Cardiofaciocutaneous syndrome and immunodeficiency: data from an international multicenter cohort

Abstract

Introduction: Cardiofaciocutaneous syndrome (CFCS) is a rare syndromic disorder caused by germline mutations affecting the RAS/MAPK pathway. It is characterized by distinctive craniofacial dysmorphism, congenital heart defects, skin abnormalities, gastrointestinal dysfunction, neurocognitive impairment, and epilepsy. Emerging evidence suggests an association with hypogammaglobulinemia, but a comprehensive characterization of immunological abnormalities in CFCS is lacking.

Methods: We conducted a retrospective, multicenter observational study to investigate the immunological phenotype of CFCS. Clinical features, immune-related manifestations, and laboratory parameters were analyzed to delineate the immunological profile of affected individuals.

Results: A total of 56 patients with a confirmed clinical and molecular diagnosis of CFCS were included, with a median age at evaluation of 13 years (range: 1-39 years). Increased susceptibility to infections was reported in 18/56 patients (32%), while autoimmune manifestations were observed in 14/56 patients (25%). Common immunological findings included monocytosis (32%), lymphopenia (21%), and hypogammaglobulinemia, with decreased IgG, IgA, or IgM levels in 21%, 40%, and 35% of patients, respectively. Genotype-phenotype analysis revealed that BRAF mutations were predominantly associated with T-cell lymphopenia, whereas MAP2K1 mutations were linked to monocytosis, reduced naïve and switched-memory B cells, and hypogammaglobulinemia. Immunodeficiency-related treatments, including immunoglobulin replacement therapy, antibiotic prophylaxis, or immunosuppressive therapy, were administered to 6/56 patients (11%).

Conclusions: CFCS is associated with recurrent yet heterogeneous immunological abnormalities, including lymphopenia, hypogammaglobulinemia, and increased infection susceptibility.
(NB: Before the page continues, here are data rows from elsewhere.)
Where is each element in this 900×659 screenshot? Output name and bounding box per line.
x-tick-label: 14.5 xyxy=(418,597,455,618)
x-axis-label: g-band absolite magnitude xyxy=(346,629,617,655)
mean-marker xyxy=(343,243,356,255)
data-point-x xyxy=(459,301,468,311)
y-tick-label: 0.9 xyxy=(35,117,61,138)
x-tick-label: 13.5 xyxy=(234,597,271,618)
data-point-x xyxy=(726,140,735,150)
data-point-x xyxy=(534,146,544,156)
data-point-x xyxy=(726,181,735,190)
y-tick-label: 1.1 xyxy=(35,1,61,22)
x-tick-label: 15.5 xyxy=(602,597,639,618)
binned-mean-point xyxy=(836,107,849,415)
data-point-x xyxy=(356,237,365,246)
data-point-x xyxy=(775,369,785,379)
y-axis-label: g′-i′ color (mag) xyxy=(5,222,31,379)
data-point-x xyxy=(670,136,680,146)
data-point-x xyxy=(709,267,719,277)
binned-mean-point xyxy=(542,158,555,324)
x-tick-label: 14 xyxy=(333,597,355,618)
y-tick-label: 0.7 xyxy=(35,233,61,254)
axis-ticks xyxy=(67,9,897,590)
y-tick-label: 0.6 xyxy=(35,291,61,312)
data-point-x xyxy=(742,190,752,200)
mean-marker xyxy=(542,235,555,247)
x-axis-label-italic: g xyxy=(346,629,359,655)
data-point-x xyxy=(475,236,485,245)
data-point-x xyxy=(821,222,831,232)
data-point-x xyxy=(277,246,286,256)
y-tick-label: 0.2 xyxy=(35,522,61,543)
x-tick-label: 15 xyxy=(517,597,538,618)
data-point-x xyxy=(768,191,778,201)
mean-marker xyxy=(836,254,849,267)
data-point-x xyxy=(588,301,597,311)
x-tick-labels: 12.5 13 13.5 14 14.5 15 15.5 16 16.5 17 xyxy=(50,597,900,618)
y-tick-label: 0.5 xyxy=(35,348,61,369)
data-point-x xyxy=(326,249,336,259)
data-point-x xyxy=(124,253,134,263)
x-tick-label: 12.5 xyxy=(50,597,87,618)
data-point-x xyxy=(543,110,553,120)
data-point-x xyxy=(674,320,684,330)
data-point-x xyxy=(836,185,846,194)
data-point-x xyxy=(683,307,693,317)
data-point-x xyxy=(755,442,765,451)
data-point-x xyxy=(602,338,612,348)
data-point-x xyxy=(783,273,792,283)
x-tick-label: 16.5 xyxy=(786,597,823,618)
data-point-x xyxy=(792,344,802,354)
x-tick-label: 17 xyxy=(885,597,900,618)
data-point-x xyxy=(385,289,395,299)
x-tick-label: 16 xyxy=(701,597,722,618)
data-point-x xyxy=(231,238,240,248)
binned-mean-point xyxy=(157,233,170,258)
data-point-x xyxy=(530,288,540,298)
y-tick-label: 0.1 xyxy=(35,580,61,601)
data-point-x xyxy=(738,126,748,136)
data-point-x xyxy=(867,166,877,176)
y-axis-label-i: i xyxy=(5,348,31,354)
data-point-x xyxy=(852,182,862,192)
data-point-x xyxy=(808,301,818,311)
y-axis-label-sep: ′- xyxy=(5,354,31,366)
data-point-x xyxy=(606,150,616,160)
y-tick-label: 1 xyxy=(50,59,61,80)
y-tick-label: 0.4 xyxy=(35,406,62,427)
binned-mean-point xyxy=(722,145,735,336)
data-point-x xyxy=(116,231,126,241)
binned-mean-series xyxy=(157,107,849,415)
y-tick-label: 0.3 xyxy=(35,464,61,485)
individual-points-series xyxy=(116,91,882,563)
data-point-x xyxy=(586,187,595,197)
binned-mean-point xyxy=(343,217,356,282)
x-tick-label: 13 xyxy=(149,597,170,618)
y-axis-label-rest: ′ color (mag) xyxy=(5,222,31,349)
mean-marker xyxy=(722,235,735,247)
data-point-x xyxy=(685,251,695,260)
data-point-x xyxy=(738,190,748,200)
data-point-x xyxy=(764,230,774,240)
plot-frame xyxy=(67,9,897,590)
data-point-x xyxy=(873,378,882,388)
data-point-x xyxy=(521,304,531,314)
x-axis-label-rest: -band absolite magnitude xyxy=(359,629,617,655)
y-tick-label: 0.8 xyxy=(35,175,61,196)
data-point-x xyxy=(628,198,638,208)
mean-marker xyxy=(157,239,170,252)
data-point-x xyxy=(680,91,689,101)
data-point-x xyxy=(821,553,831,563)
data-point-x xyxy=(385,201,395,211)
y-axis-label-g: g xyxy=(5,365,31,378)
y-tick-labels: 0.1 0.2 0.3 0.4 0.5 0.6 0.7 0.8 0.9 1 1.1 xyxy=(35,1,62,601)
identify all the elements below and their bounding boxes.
Given these findings, routine immunological assessment should be considered in CFCS patients to facilitate early detection and appropriate management of immune dysfunction.
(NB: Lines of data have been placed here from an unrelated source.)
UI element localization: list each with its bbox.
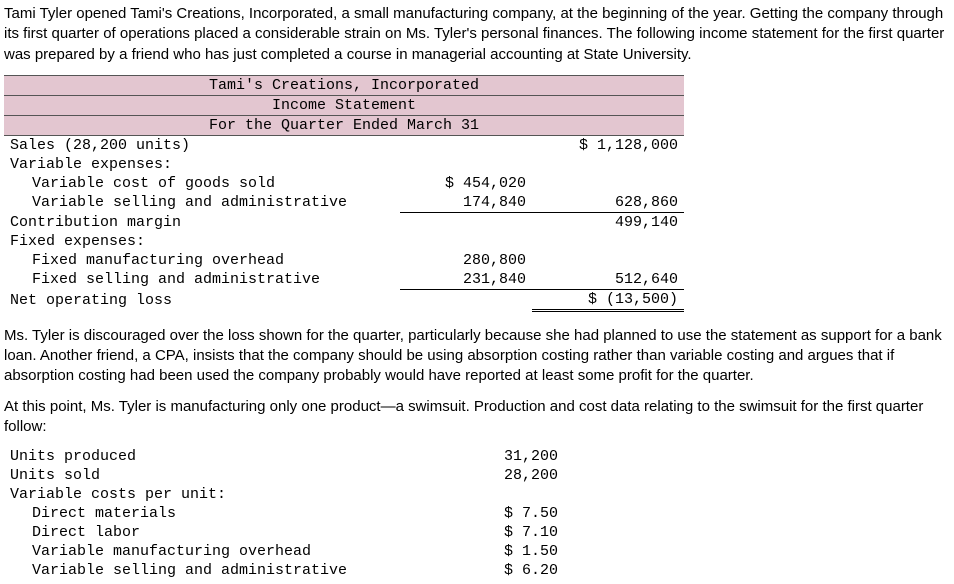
fixed-moh-label: Fixed manufacturing overhead bbox=[4, 251, 400, 270]
stmt-title: Income Statement bbox=[4, 95, 684, 115]
units-sold-value: 28,200 bbox=[442, 466, 564, 485]
nol-label: Net operating loss bbox=[4, 289, 400, 310]
units-produced-label: Units produced bbox=[4, 447, 442, 466]
mid-paragraph: Ms. Tyler is discouraged over the loss s… bbox=[4, 326, 950, 387]
vsa-label: Variable selling and administrative bbox=[4, 561, 442, 580]
income-statement-table: Tami's Creations, Incorporated Income St… bbox=[4, 75, 684, 312]
dl-value: $ 7.10 bbox=[442, 523, 564, 542]
var-cogs-label: Variable cost of goods sold bbox=[4, 174, 400, 193]
var-sa-value: 174,840 bbox=[400, 193, 532, 213]
fixed-sa-label: Fixed selling and administrative bbox=[4, 270, 400, 290]
vmoh-label: Variable manufacturing overhead bbox=[4, 542, 442, 561]
stmt-period: For the Quarter Ended March 31 bbox=[4, 115, 684, 135]
sales-label: Sales (28,200 units) bbox=[4, 135, 400, 155]
fixed-total-value: 512,640 bbox=[532, 270, 684, 290]
var-cogs-value: $ 454,020 bbox=[400, 174, 532, 193]
nol-value: $ (13,500) bbox=[532, 289, 684, 310]
intro-paragraph: Tami Tyler opened Tami's Creations, Inco… bbox=[4, 4, 950, 65]
var-total-value: 628,860 bbox=[532, 193, 684, 213]
dm-label: Direct materials bbox=[4, 504, 442, 523]
sales-value: $ 1,128,000 bbox=[532, 135, 684, 155]
cm-label: Contribution margin bbox=[4, 212, 400, 232]
vmoh-value: $ 1.50 bbox=[442, 542, 564, 561]
cm-value: 499,140 bbox=[532, 212, 684, 232]
var-exp-label: Variable expenses: bbox=[4, 155, 400, 174]
dm-value: $ 7.50 bbox=[442, 504, 564, 523]
units-produced-value: 31,200 bbox=[442, 447, 564, 466]
units-sold-label: Units sold bbox=[4, 466, 442, 485]
dl-label: Direct labor bbox=[4, 523, 442, 542]
vsa-value: $ 6.20 bbox=[442, 561, 564, 580]
var-costs-per-unit-label: Variable costs per unit: bbox=[4, 485, 442, 504]
fixed-moh-value: 280,800 bbox=[400, 251, 532, 270]
fixed-sa-value: 231,840 bbox=[400, 270, 532, 290]
cost-data-table: Units produced 31,200 Units sold 28,200 … bbox=[4, 447, 564, 580]
lead-paragraph: At this point, Ms. Tyler is manufacturin… bbox=[4, 397, 950, 438]
fixed-exp-label: Fixed expenses: bbox=[4, 232, 400, 251]
var-sa-label: Variable selling and administrative bbox=[4, 193, 400, 213]
stmt-company: Tami's Creations, Incorporated bbox=[4, 75, 684, 95]
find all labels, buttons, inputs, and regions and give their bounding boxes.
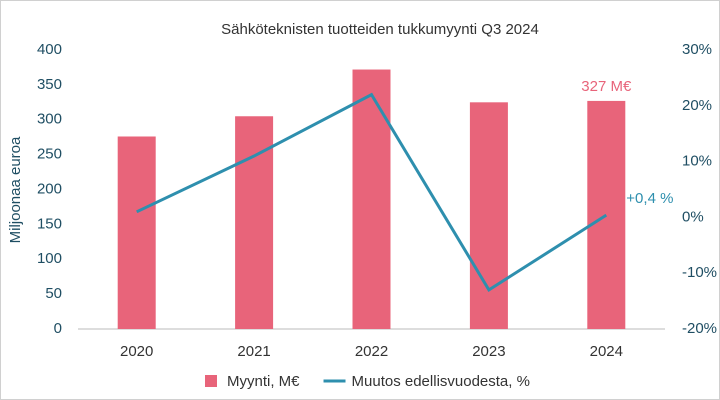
y-tick-label: 0 — [54, 320, 62, 337]
bar — [469, 102, 508, 329]
y-tick-label: 150 — [37, 215, 62, 232]
bar — [117, 136, 156, 329]
legend-label: Muutos edellisvuodesta, % — [352, 373, 530, 390]
y-axis-label: Miljoonaa euroa — [7, 136, 24, 243]
bar — [587, 100, 626, 329]
y2-tick-label: -20% — [682, 320, 717, 337]
y-tick-label: 400 — [37, 41, 62, 58]
y2-tick-label: 0% — [682, 208, 704, 225]
legend-swatch — [205, 375, 217, 387]
x-tick-label: 2021 — [237, 343, 270, 360]
bar — [352, 69, 391, 329]
bar — [235, 116, 274, 329]
x-tick-label: 2020 — [120, 343, 153, 360]
y-tick-label: 200 — [37, 180, 62, 197]
y2-tick-label: -10% — [682, 264, 717, 281]
y-tick-label: 50 — [45, 285, 62, 302]
y-tick-label: 350 — [37, 76, 62, 93]
y2-tick-label: 20% — [682, 97, 712, 114]
y-tick-label: 100 — [37, 250, 62, 267]
x-tick-label: 2024 — [590, 343, 623, 360]
line — [136, 92, 608, 293]
data-label: +0,4 % — [626, 190, 673, 207]
chart-title: Sähköteknisten tuotteiden tukkumyynti Q3… — [221, 21, 539, 38]
y2-tick-label: 10% — [682, 153, 712, 170]
x-tick-label: 2022 — [355, 343, 388, 360]
y-tick-label: 300 — [37, 111, 62, 128]
y2-tick-label: 30% — [682, 41, 712, 58]
y-tick-label: 250 — [37, 146, 62, 163]
data-label: 327 M€ — [581, 78, 632, 95]
x-tick-label: 2023 — [472, 343, 505, 360]
legend-label: Myynti, M€ — [227, 373, 300, 390]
Keywords: BRAF; MAP2K1; Syndromic immunodeficiency; cardiofaciocutaneous syndrome; hypogammaglobulinemia; inborn errors of immunity; primary immunodeficiency; rasopathy.

Figure 1

Protein domains of BRAF (A), MAP2K1 (B), MAP2K2 (C), KRAS (D) and YWHAZ (E) proteins highlighting the mutations identified in our cohort. The BRAF Q257R and MAP2K1 Y130C variants were modelled through PyMOL based on the PDB structures 7mfe and 3w8q, respectively. Each black dot indicates an affected patient.

Figure 2

Immunoglobulins correlation profile in Cardiofaciocutaneous syndrome. Spearman’s correlation coefficient was used to compare between serum immunoglobulin isotypes and switched memory B (smB) cells (A) or immunoglobulin isotypes (B). smB are depicted as percentages of total B cells. Immunoglobulin isotypes are depicted as per mg/ml.